Em setembro do ano passado, escrevi neste espaço uma coluna explicitando as múltiplas razões pelas quais Portugal é um país desenvolvido, moderno e democrático e do qual nos devemos orgulhar. E fi-lo com recurso a inúmeros títulos de imprensa estrangeira bem como a estudos e rankings publicados por entidades internacionais tais como o World Peace Index (somos o nº4…) ou os estudos PISA da OCDE, onde nos apresentamos acima da média e à frente de países como os EUA e o Reino Unido.
Vivemos um período dourado que durou quase três anos e em que aparecíamos na imprensa estrangeira como o “pretty boy” dos países europeus, com referências elogiosas no “New York Times”, no “Guardian”, no “Financial Times”, no “Le Monde”, suscitando o pasmo da imprensa espanhola que, incrédula, denunciava o sentimento de ver o seu país ultrapassado pela direita, um pouco como nos idos de Quinhentos. De repente, o vento da história parecia soprar de feição. Da Eurovisão ao Euro, passando pelo Secretariado Geral da ONU e pela presidência do Eurogrupo, o país pairava nas nuvens, e o sempre otimista Marcelo Rebelo de Sousa declarava mesmo sermos os “nórdicos” dos tempos de hoje…
O capital tão dificilmente acumulado, o mesmo que nos custou quase 20 anos de crescimento zero, um lustre de sacrifícios fiscais e salariais dos quais ainda não recuperámos totalmente, foi agora por água abaixo e, a mesma imprensa que tanto nos admirava, brinda-nos agora com títulos como “O primeiro-ministro de Portugal diz que manter as nomeações na família do Partido não constitui uma preocupação” (“New York Times”, 28 de março).
O “ABC” – o mesmo que desatou aos gritos sobre as celebrações da primeira viagem de circum-navegação – faz agora questão de perseguir o nosso governo, até pelo facto deste ser socialista e do “ABC” ser de uma direita rançosa que até tem graça (pelo ranço, é claro!). Pois diz o ABC de 9 de março sobre o inenarrável Carlos César: “O presidente dos socialistas portugueses bate todos os recordes a meter cunhas”. Bom, a palavra utilizada foi “enchufismo”, que não tem tradução direta mas, enfim, dá para entender.

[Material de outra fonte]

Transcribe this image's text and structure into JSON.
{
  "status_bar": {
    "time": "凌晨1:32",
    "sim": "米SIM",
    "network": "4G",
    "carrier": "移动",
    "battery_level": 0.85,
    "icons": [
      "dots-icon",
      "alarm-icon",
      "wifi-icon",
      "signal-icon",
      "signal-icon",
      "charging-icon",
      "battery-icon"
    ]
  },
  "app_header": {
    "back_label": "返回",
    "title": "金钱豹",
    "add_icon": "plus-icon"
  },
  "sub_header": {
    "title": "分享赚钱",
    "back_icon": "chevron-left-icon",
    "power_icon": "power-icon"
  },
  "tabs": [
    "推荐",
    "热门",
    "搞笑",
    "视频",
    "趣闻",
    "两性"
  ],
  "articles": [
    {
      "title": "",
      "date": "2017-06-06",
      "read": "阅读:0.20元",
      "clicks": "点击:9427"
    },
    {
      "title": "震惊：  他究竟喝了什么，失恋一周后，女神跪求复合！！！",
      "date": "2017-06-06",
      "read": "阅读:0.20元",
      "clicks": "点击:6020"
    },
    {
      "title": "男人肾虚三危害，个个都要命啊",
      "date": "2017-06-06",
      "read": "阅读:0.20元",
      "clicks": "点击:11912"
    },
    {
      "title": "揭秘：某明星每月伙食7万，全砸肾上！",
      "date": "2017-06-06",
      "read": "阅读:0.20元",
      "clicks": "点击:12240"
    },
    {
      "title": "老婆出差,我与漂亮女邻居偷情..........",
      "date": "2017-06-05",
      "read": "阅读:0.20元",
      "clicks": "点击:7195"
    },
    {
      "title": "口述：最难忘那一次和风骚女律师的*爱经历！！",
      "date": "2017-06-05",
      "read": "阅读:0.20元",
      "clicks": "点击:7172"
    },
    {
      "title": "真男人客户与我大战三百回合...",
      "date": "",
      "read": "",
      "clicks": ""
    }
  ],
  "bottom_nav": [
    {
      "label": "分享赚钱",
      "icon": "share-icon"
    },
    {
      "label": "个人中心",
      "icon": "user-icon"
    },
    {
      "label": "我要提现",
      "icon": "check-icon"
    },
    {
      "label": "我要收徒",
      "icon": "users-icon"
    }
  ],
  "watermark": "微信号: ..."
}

E o mesmo “El País” que ainda há um ano titulava, a propósito de Centeno, “E uma vez mais, ganha Portugal”, vem agora com uma série de artigos jocosos dos quais o último titula “O ‘familygate’ cobra a primeira vítima do Governo português.” Já temos direito ao nosso gate! Em Espanha é um forrobodó, até o “El Mundo” e a RTVE dedicaram espaço ao assunto. Respira-se de alívio, afinal Portugal é mesmo tão mau e irrelevante como em Espanha sempre pensaram. Em França, o “Courrier” também titula “Em Portugal, o ‘familygate’ faz tremer o Governo socialista”.
Tudo já foi dito sobre este problema. O mesmo já tinha contaminado governos do PSD e até o impoluto Marques Mendes que veio agora pedir perdão por pecados antigos. O problema é cultural. Um irmão meu, nada socialista, dizia, “Eh, pá, então se fosses tu não davas uma ajuda a uma sobrinha?”… A resposta é simples: dava mesmo. Porém, eu não sou político, não tenho poderes para fazer acontecer coisas usando influências e, sobretudo, não o posso fazer recorrendo para isso a dinheiro público e prejudicando, nos casos em que aos nomeados falte a necessária competência, a bondade necessária à administração da coisa pública.
E pronto. Cá estamos nós. Voltámos ao último lugar da Eurovisão e, afinal, o nosso Governo, o nosso país, já não são exemplo internacional.
Que pena que tudo se tenha desbaratado no rumo anunciado desde a nomeação do “primeiro-amigo”, Lacerda Machado, para dar uma ajuda ao Governo. E que bom que seria que enterrássemos de vez esta malfadada tendência para triunfar no heróico e soçobrar no pedestre.